Luciana Barbosa - Ernesto Cardenal poetisa sobre o erotismo: “Disseram a Gioconda Belli, naquele bar, que ela poderia entreter-me com erotismo, e diziam que poderia entreter-me bastante. Eu me calei. Hoje pensei que há um erotismo sem os sentidos, para muito poucos, nele eu sou especialista”. O Erotismo da fala dos místicos sempre foi algo a deixar sem jeito muitos teólogos e estudiosos. Dessa forma, ao que parece, continua a grande dificuldade de se juntar religiosidade a expressões de amor físico. Otger Steggink afirma que: “Em nossa cultura Ocidental, o sacral e o sexual, o religioso e o afetivo parecem excluir-se mutuamente. Este mito ocidental está na relação estreita com a concepção do sagrado como separado, e do religioso como puramente espiritual, incorpóreo. Vários autores consideram a persistência deste mito e a incompatibilidade do sagrado e do sexual, e entre o religioso e o corpóreo, em nossa cultura ocidental, como uma crise de fundo”.

Teresa nunca teve vergonha de dizer o seu amor com expressões humanas, pois já afirmara mais de uma vez que “um só é o amor”; daí que melindres não eram condizentes com a força com que esse amor era expresso. Teresa não recusa seu corpo nem seus prazeres corporais. Da mesma forma que não recusa suas dores, com real objetividade já havia escrito às suas filhas: “não somos anjos, mas temos um corpo”. Afinal tudo é de Deus e, se o corpo pode passar por tais momentos de prazer, só o faz porque Deus o permite: “E quer o Senhor algumas vezes, como digo, que goze o corpo, pois obedece o que quer a alma”. 

 

 

Assim, o que alguns críticos de Teresa podem não ter observado é que, para ela, o que o corpo podia expressar com seus arroubos, mesmo com o simbolismo erótico que era característico, era mais uma expressão do amor de Deus, não a principal, nem a mais importante. Dessa forma, o corpo de Teresa se torna palco, palco de uma união mística. Os que estavam ao seu redor poderiam presenciar os efeitos de tal encontro: o corpo inerte como que morto, a exaustão física semelhante a que procede da explosão orgástica, as faculdades em desarmonia, o intelecto com dificuldade de agir, os suspiros, as lágrimas... tudo representado no corpo, mas quem esteve em núpcias verdadeiramente fora a alma. O gozo aqui se representa no corpo, não nasce dele. Pretender restringir uma experiência mística gozosa a um estado de pura excitação física, que tem seu desaguar em uma expressão religiosa, é reduzir a um estado mínimo o seu significado. 

 

IHU On-Line – Como os limites da linguagem se apresentam e abrem espaço para outras expressões do inefável na mística de Teresa?

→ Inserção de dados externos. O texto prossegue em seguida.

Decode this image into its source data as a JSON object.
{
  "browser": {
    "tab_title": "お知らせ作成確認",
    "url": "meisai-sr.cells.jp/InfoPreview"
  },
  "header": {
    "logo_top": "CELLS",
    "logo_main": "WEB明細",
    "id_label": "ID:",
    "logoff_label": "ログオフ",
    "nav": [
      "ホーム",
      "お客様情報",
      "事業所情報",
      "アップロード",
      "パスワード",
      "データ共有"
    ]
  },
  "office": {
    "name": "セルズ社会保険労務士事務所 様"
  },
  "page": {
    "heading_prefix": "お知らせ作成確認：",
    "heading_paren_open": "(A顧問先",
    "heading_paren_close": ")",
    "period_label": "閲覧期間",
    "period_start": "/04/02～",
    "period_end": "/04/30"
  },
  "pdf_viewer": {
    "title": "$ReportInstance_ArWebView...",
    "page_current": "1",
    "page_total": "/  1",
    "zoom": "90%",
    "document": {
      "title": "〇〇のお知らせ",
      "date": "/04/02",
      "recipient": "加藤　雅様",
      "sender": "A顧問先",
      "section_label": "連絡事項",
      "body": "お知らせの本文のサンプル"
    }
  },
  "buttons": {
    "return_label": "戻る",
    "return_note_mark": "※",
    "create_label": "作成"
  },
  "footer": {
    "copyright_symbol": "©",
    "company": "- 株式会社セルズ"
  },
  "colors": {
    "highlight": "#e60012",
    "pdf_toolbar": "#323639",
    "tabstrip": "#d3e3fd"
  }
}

Luciana Barbosa - Teresa de Jesus vai se utilizar de símbolos para ultrapassar os limites que a linguagem apresenta às expressões místicas. Estes unirão a imagem à realidade significada. Há no símbolo uma presença daquilo que se quer significar, que nos remete a um sentido oculto. Em sua narrativa ela pretende, através de aproximações, comparações, alegorias, poder introduzir o leitor no que ela vivencia profundamente em sua experiência de comunhão com o Amado. Enquanto as comparações e alegorias são expressões do entendimento racional, o símbolo será o melhor representante possível para descrever uma realidade que não se pode exprimir.

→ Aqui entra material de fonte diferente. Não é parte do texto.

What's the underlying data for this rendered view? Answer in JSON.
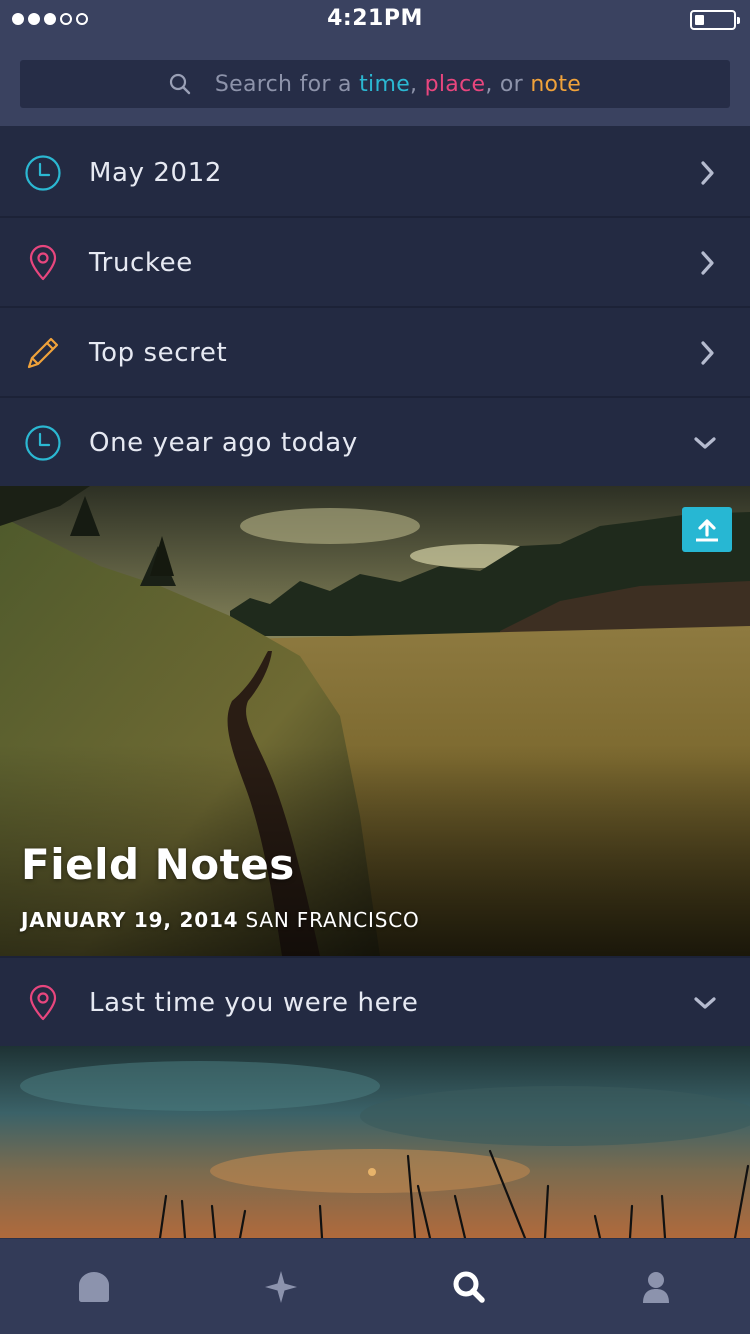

Desta forma o símbolo representará uma realidade para além daquela material e imediata (como os usados por Teresa: castelo, sol, água, ouro, etc.). Ela insiste em dizer que tais símbolos são apenas comparações e não correspondem perfeitamente à realidade simbolizada, porém não possui outra linguagem que seja mais apropriada. Diz-nos Mircea Eliade a respeito dos símbolos: “um símbolo revela sempre, qualquer que seja o contexto, a unidade fundamental de diversas regiões do real, pois a imagem como tal — enquanto feixe de significação — que é verdadeira, e não apenas uma de suas significações, ou um de seus planos de referência”.

Teresa escrevia frequentemente em estado de oração ou êxtase, profundamente inspirada, dizia que as palavras lhe eram ditadas pelo Senhor, que a fazia escrever com mais facilidade e clareza. Será então neste estado psicológico que surge o símbolo, não é ela quem os cria, mas sim o Senhor no centro de sua alma. Sendo assim, a exatidão do que ela escreve não é mais determinada pelo entendimento, mas sim pelas experiências das realidades interiores da alma.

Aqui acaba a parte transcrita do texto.